The specific job responsibilities of an inventory coordinator can vary according to the type of company for which he or she works, but in general, this employee will be responsible for managing the inventory or file systems at a specific location or throughout a company. The inventory coordinator must be exceptionally organized and able to manage complex systems; computer skills are almost always required for this job, and the job candidate will need to have at least a high school diploma to be considered for the position. Basic math skills will be necessary, as will basic communication skills.

Inventory coordinators may be asked to forecast, track and reconcile inventory.
Inventory coordinators may be asked to forecast, track and reconcile inventory.

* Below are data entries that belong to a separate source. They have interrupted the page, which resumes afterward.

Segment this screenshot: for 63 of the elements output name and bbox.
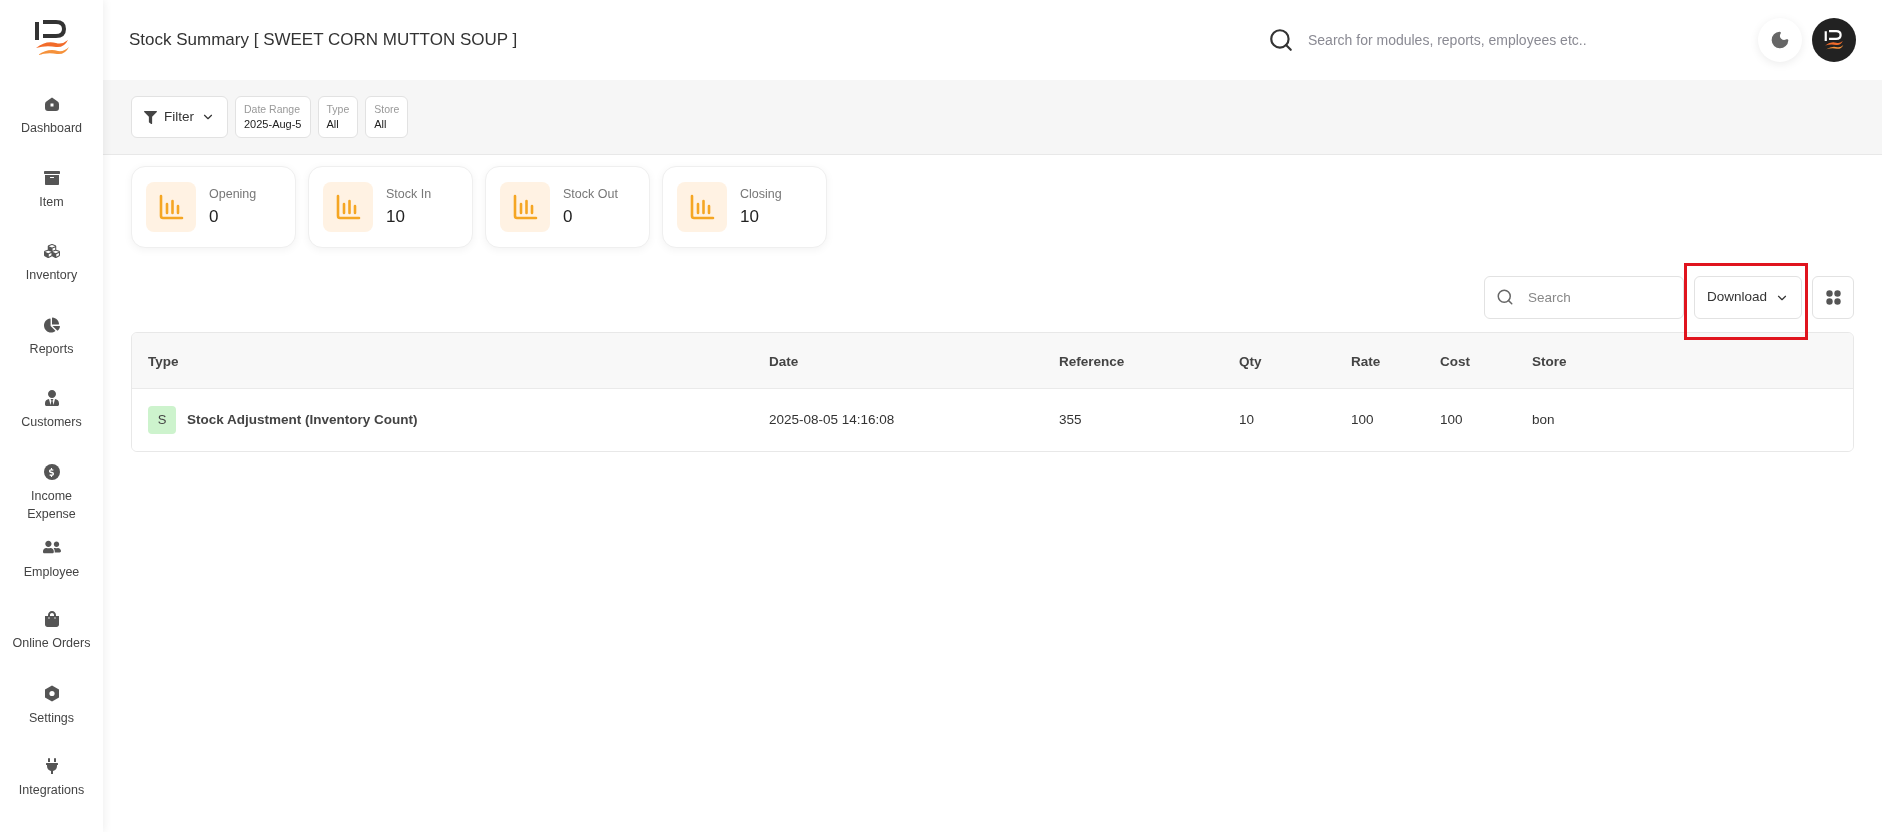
sidebar-item[interactable]: Dashboard [1,96,102,170]
column-header: Store [1532,353,1567,369]
type-initial-badge: S [148,406,176,434]
grid-dots-icon [1825,290,1841,305]
home-icon [43,96,60,113]
table-search-field[interactable]: Search [1483,276,1684,319]
sidebar-item[interactable]: Online Orders [1,611,102,685]
column-header: Type [148,353,179,369]
download-button[interactable]: Download [1693,276,1802,319]
sidebar-item[interactable]: Integrations [1,758,102,832]
sidebar-item[interactable]: Inventory [1,243,102,317]
table-cell-text: 100 [1440,410,1463,429]
sidebar-item[interactable]: Customers [1,390,102,464]
boxes-icon [43,243,60,260]
pie-chart-icon [43,316,60,333]
card-label: Stock In [386,185,433,203]
moon-icon [1770,30,1790,50]
grid-view-button[interactable] [1812,276,1854,319]
table-cell-text: Stock Adjustment (Inventory Count) [187,410,418,429]
column-header: Date [769,353,799,369]
filter-chip[interactable]: Store All [365,96,409,138]
table-cell-text: 10 [1239,410,1255,429]
archive-box-icon [43,169,60,186]
card-label: Opening [209,185,258,203]
filter-chip[interactable]: Type All [317,96,359,138]
dollar-coin-icon [43,464,60,480]
person-icon [43,390,60,407]
column-header: Reference [1059,353,1125,369]
bar-chart-icon [512,194,538,220]
card-label: Closing [740,185,783,203]
bag-icon [43,611,60,628]
search-icon [1268,27,1294,53]
card-value: 0 [209,205,220,228]
sidebar-item[interactable]: Employee [1,537,102,612]
sidebar-item[interactable]: Settings [1,684,102,759]
card-value: 0 [563,205,574,228]
sidebar-item[interactable]: Income Expense [1,464,102,538]
column-header: Cost [1440,353,1470,369]
card-value: 10 [386,205,406,228]
column-header: Rate [1351,353,1381,369]
table-cell-text: bon [1532,410,1555,429]
avatar[interactable] [1812,18,1856,62]
plug-icon [43,758,60,775]
sidebar-item[interactable]: Reports [1,316,102,391]
settings-icon [43,684,60,702]
card-value: 10 [740,205,760,228]
global-search-field[interactable]: Search for modules, reports, employees etc.. [1308,29,1708,51]
sidebar-item[interactable]: Item [1,169,102,244]
search-icon [1495,288,1514,306]
avatar-logo-icon [1823,29,1845,51]
column-header: Qty [1239,353,1262,369]
filter-chip[interactable]: Date Range 2025-Aug-5 [235,96,311,138]
table-cell-text: 2025-08-05 14:16:08 [769,410,895,429]
table-cell-text: 100 [1351,410,1374,429]
card-label: Stock Out [563,185,619,203]
filter-icon [144,110,157,124]
bar-chart-icon [335,194,361,220]
bar-chart-icon [158,194,184,220]
page-title: Stock Summary [ SWEET CORN MUTTON SOUP ] [129,29,518,52]
dark-mode-button[interactable] [1758,18,1802,62]
filter-button[interactable]: Filter [131,96,228,138]
table-cell-text: 355 [1059,410,1082,429]
bar-chart-icon [689,194,715,220]
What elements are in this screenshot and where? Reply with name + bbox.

Many companies today prefer to hire an inventory coordinator who has at least some college experience. Some two-year degrees will prepare the job candidate for a position as an inventory coordinator, and coursework will often focus on computer skills, math skills, and organizational techniques. Obtaining such a degree will give the job candidate a leg up on the competition, especially if the candidate has some work experience as well. Jobs in retail, clerical work, or any other position that requires the employee to be coordinated, organized, and able to work in a professional setting will look great on a resume.

An inventory coordinator may work alone when managing inventory.
An inventory coordinator may work alone when managing inventory.

Many retail establishments, or larger distributors who send goods to retail establishments, will hire one or more inventory coordinator to ensure all goods are accounted for. The inventory coordinator may work alone or as part of a team to manage inventory and ensure it goes where it is supposed to go; documentation associated with the purchase or sale of goods will need to be filed properly, and easily accessible. Most companies perform a compete inventory of all goods once or twice a year, and the inventory coordinator will often be responsible for performing this difficult and time-consuming task. It is likely that the coordinator will oversee a team of inventory workers, especially if the company's inventory is exceptionally large.

The coordinator may work with management to assess inventory flow and suggest changes for improving that flow of goods through the company. He or she may also examine documentation that is prepared in relation to any goods that enter or leave the company's holdings to ensure that documentation is complete, accurate, and filled with the necessary information for analyzing profit and loss or other measures. The coordinator may even be responsible for developing more accurate documentation procedures by analyzing gaps in performance throughout the inventory process.